It is, however, the great merit of Amy Knight's scholarly biography to show that Beria was much more than a sadistic police chief. For, unlike Himmler, Beria played a crucial role in the domestic and foreign policy of his country. Indeed, between 1938, when he became chief of the NKVD, and the death of Stalin in 1953, he may well have been the third most powerful person in the Soviet Union after Stalin and Molotov.

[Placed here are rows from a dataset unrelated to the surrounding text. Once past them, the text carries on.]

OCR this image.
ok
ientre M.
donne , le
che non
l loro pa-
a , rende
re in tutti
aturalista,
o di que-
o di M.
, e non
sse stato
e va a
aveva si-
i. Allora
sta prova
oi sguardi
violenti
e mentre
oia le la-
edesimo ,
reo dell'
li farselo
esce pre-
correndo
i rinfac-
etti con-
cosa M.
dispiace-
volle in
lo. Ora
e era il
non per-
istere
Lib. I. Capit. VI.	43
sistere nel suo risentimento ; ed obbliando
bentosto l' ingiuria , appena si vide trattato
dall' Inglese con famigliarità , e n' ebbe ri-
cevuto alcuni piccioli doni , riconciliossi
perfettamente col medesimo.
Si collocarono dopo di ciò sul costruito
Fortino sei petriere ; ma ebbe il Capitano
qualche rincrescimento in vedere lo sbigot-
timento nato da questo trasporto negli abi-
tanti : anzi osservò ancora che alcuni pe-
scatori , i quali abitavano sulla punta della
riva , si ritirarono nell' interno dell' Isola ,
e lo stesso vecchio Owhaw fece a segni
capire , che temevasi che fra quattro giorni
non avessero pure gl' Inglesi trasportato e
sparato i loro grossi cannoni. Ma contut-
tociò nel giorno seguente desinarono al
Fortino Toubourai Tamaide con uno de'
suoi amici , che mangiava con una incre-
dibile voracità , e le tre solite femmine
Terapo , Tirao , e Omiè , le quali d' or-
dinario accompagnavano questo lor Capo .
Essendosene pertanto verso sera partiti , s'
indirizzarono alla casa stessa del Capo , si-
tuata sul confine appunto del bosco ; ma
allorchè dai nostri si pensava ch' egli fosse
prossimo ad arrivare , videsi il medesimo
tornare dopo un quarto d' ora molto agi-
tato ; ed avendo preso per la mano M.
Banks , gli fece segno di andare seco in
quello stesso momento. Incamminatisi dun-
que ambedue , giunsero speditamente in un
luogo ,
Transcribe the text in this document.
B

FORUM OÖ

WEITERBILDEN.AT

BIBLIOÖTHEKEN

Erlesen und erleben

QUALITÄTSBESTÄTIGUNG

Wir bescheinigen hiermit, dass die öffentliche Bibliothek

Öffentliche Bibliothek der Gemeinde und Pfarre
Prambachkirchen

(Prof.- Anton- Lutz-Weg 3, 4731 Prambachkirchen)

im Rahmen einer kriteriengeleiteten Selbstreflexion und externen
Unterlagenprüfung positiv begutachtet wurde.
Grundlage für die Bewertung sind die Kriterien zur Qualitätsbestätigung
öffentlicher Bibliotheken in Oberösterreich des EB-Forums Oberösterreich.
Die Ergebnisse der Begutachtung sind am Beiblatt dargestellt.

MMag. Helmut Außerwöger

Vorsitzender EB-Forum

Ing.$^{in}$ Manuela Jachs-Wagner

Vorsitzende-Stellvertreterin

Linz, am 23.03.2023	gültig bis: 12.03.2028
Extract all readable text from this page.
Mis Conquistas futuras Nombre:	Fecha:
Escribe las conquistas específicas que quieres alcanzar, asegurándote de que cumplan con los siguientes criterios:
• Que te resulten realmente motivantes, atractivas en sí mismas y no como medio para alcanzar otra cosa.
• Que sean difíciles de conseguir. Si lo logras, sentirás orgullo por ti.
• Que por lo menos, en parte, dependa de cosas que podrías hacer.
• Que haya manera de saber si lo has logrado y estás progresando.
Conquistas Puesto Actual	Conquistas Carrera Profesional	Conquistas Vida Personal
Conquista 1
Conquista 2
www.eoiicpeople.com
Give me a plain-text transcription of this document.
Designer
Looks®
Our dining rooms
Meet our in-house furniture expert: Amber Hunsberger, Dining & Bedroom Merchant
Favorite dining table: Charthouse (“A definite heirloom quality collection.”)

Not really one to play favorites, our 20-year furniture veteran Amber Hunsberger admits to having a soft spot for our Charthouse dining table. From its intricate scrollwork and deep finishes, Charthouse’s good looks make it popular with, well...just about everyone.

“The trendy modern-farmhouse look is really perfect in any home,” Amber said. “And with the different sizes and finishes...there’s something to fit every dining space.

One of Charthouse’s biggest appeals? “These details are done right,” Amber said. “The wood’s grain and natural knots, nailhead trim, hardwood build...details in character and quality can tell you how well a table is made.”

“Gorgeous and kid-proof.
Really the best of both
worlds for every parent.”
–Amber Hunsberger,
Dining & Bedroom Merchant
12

Using material recently released from Soviet archives, Amy Knight has written a deeply informed book which casts important light on the workings of the Soviet system. Her view is 'revisionist' in the sense that it undermines the myth of Stalin as all-powerful. In fact, Stalin's rule depended on a large number of compliant Berias. These included Nikita Khrushchev, seen as a 'liberaliser' during the 1950s, but the man who in 1938, as Moscow party secretary, had recommended that 20,000 'kulak and criminal elements' be shot. As a virulent anti-Semite, Khrushchev may well have been the instigator of the 'Doctors Plot' in 1952, which was intended by Stalin as the prelude to the wholesale deportation of Soviet Jews.
One of the paradoxes Amy Knight has unearthed is that it was Beria, not Khrushchev, who sought to liberalise the Soviet system after Stalin's death. Declaring that only 221,000 of the 2.5 million political prisoners were 'especially dangerous state criminals', Beria began to reform the Soviet
criminal code, and to put in train a more liberal nationalities policy. Under his leadership, the Soviet system might have been transformed more, not less rapidly, than it was under Khrushchev. It was, after all, one of Beria's successors, Yuri Andropov, who, on becoming General Secretary in 1982, showed that a secret policeman could mutate into a 'liberal' without any difficulty at all.
Discredited by the June 1953 revolt in East Germany, Beria became the victim of a coup by Khrushchev, who had him arrested at a hastily convened meeting of the Soviet Presidium. Beria seems to have been tried in camera in December that year and shot immediately afterwards. The suspicion that Beria was in fact killed earlier, perhaps at the Presidium meeting itself, is discounted by Amy Knight. After his death, Beria became a 'non-person' for many years: the editors of the Great Soviet Encyclopedia, for example, provided for its
subscribers a replacement entry on the Bering Sea, and recommended that the entry on Beria be removed 'with a small knife or razor blade'.
With his death, Beria, like Stalin, became the scapegoat for the Soviet system. Responsibility for the horrors could be shovelled on to them. By dying, they made every other Communist leader innocent. It was their last service to the Soviet cause.
In scope and depth, this is far more than a routine biography. Not the least of its merits is to remind us that it takes more than simply removing a few 'villains' at the top to alter a whole political system. Amy Knight's conclusion is dispiriting, but, in the light of the rise of Zhirinovsky, highly prescient: 'The long history of rule by dictatorial methods in the former Soviet Union has left an enduring legacy, which, despite the continued progress towards democracy, could affect its political evolution for years to come'.